Ce n’est que par une nouvelle gouvernance que les copropriétés s’engageront résolument sur la voie de leur rénovation énergétique et de leur adaptation aux exigences et contraintes du futur.

Les cabinets de syndics doivent former leurs équipes en ce sens, car la mise en œuvre ne pourra se faire sans eux. Ils doivent les familiariser avec des approches et méthodologies d’audits et de programmation des travaux qui se font jour, et leur faire connaître les instances publiques ou semi-publiques qui peuvent les aider à monter les dossiers de financement et leur faire profiter de toutes les aides qui sont ou seront disponibles.

Bientôt il ne sera plus concevable de voir des gestionnaires témoigner comme aujourd’hui de leur isolement et de leur manque d’information sur ces questions !

Mais cela ne suffit pas : il faudra aussi les former à infléchir la gouvernance de leurs copropriétés et leur donner pour cela :

-          des outils de communication adéquats,

-          du temps pour se former, puis pour organiser les nombreuses réunions d’information avec les copropriétaires et les intervenants extérieurs.

Les cabinets structurés devront former et mettre en place en interne des « référents développement durable » qui assisteront et formeront les gestionnaires, noueront des contacts avec les institutions publiques impliquées dans la rénovation énergétique (réseaux Pact et Habitat et Développement, ALE, Espaces Info Energie, ADEME, ANAH), et étudieront le marché des prestataires en vue d’être en mesure d’en proposer des présélections lorsque les appels d’offre commenceront à être émis.

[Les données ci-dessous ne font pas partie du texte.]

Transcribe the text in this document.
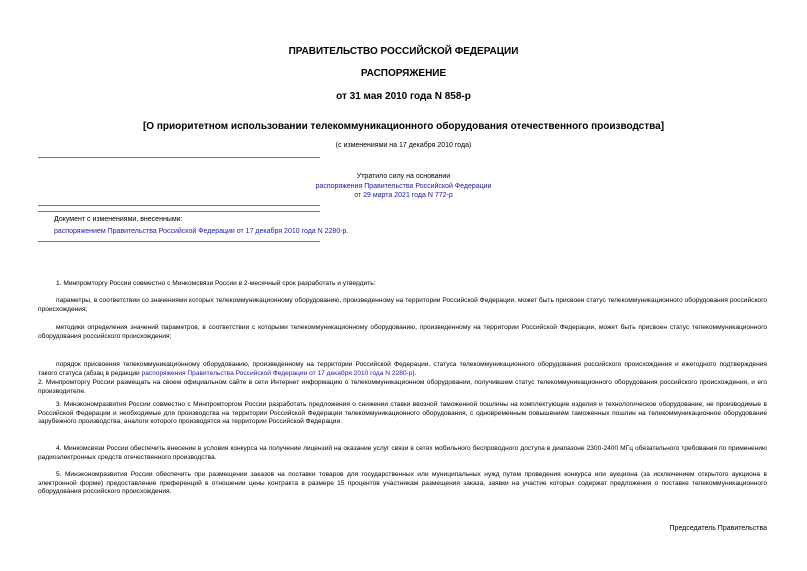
ПРАВИТЕЛЬСТВО РОССИЙСКОЙ ФЕДЕРАЦИИ
РАСПОРЯЖЕНИЕ
от 31 мая 2010 года N 858-р
[О приоритетном использовании телекоммуникационного оборудования отечественного производства]
(с изменениями на 17 декабря 2010 года)
Утратило силу на основании
распоряжения Правительства Российской Федерации
от 29 марта 2021 года N 772-р
Документ с изменениями, внесенными:
распоряжением Правительства Российской Федерации от 17 декабря 2010 года N 2280-р.
1. Минпромторгу России совместно с Минкомсвязи России в 2-месячный срок разработать и утвердить:
параметры, в соответствии со значениями которых телекоммуникационному оборудованию, произведенному на территории Российской Федерации, может быть присвоен статус телекоммуникационного оборудования российского происхождения;
методики определения значений параметров, в соответствии с которыми телекоммуникационному оборудованию, произведенному на территории Российской Федерации, может быть присвоен статус телекоммуникационного оборудования российского происхождения;
порядок присвоения телекоммуникационному оборудованию, произведенному на территории Российской Федерации, статуса телекоммуникационного оборудования российского происхождения и ежегодного подтверждения такого статуса (абзац в редакции распоряжения Правительства Российской Федерации от 17 декабря 2010 года N 2280-р).
2. Минпромторгу России размещать на своем официальном сайте в сети Интернет информацию о телекоммуникационном оборудовании, получившем статус телекоммуникационного оборудования российского происхождения, и его производителе.
3. Минэкономразвития России совместно с Минпромторгом России разработать предложения о снижении ставки ввозной таможенной пошлины на комплектующие изделия и технологическое оборудование, не производимые в Российской Федерации и необходимые для производства на территории Российской Федерации телекоммуникационного оборудования, с одновременным повышением таможенных пошлин на телекоммуникационное оборудование зарубежного производства, аналоги которого производятся на территории Российской Федерации.
4. Минкомсвязи России обеспечить внесение в условия конкурса на получение лицензий на оказание услуг связи в сетях мобильного беспроводного доступа в диапазоне 2300-2400 МГц обязательного требования по применению радиоэлектронных средств отечественного производства.
5. Минэкономразвития России обеспечить при размещении заказов на поставки товаров для государственных или муниципальных нужд путем проведения конкурса или аукциона (за исключением открытого аукциона в электронной форме) предоставление преференций в отношении цены контракта в размере 15 процентов участникам размещения заказа, заявки на участие которых содержат предложения о поставке телекоммуникационного оборудования российского происхождения.
Председатель Правительства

Cela ne se fera pas sans une remise à plat de l’organisation des services de copropriété dans les cabinets : montée en compétence des assistant(e)s pour prendre en charge une part plus importante de la gestion courante, dégagement de disponibilité des gestionnaires en limitant le nombre de copropriétés gérées par chacun dans le parc d’immeubles nécessitant une rénovation énergétique, et plus globalement le nombre de copropriétés par gestionnaire, poursuite de l’automatisation des tâches de gestion courante et de la mise à disposition de l’information aux conseils syndicaux et aux copropriétaires pour limiter les pertes de temps, etc.

Vaste programme pour une profession qui ne manque pas de défis, mais qui ne peut manquer ce rendez-vous historique, de nature à la faire sortir de ses difficultés actuelles par le haut. »

(Témoignage d’Alain Papadopoulos, rédacteur du site professionnel Universimmo-pro.com et du site grand public Universimmo.com).